La mayor, llamada también Elizabeth, tenía entonces dieciséis años y el benjamín John, nueve. Así que mi padre, como varón de más edad de la casa, se veía cabeza de familia; en seguida se puso a trabajar en los más variados empleos, desde chico de los recados en una frutería del barrio hasta limpiabotas y peón en una obra. Como siempre le interesó la construcción, al mismo tiempo que asistía al instituto aprendió albañilería, dibujo técnico y cálculo de presupuestos en una academia nocturna, convencido de que si poseía un oficio siempre estaría en condiciones de ganarse la vida.

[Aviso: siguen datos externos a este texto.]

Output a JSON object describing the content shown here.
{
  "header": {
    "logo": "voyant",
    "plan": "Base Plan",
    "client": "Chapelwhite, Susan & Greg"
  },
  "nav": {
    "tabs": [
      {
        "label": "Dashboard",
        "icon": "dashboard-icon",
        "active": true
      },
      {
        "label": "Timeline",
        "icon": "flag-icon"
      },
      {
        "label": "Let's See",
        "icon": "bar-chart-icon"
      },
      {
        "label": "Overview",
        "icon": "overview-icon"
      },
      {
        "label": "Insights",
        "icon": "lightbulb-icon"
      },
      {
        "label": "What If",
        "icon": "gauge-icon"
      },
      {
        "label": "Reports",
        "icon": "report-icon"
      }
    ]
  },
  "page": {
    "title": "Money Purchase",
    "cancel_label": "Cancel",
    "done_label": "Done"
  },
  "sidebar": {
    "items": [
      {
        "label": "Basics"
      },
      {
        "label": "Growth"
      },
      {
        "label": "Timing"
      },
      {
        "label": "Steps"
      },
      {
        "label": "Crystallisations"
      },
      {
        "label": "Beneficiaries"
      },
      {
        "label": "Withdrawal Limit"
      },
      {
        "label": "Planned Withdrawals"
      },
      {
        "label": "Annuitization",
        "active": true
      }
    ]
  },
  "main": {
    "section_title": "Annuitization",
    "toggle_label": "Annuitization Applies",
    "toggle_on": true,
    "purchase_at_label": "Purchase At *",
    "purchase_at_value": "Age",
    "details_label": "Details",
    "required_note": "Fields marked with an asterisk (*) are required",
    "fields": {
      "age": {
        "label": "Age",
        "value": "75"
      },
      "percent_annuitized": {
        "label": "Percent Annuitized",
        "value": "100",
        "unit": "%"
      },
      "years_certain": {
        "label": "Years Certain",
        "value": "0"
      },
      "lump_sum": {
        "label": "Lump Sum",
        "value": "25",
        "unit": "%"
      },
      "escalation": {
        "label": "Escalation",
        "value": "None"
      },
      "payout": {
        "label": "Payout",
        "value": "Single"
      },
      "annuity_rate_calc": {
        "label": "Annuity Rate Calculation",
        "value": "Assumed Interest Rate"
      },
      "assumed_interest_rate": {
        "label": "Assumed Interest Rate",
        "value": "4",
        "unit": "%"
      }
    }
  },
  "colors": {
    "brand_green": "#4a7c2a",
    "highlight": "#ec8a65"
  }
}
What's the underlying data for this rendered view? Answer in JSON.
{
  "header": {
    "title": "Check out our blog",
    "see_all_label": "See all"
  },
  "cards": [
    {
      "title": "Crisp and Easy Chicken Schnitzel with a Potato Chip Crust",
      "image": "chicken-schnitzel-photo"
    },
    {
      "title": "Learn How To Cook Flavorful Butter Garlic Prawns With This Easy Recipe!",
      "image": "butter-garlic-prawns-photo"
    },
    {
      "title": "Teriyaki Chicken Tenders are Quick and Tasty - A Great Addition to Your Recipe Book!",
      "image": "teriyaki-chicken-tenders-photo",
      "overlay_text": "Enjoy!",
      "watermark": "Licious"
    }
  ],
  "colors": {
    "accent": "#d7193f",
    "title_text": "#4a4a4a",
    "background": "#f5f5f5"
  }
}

A los dieciséis años realizó su primera obra, un garaje con capacidad para dos coches en casa de un vecino. En aquel entonces la gente de clase media empezaba a comprar automóviles; pocas casas tenían garaje incorporado, y mi padre no tardó en poner en marcha un excelente negocio de garajes prefabricados, a cincuenta dólares la unidad.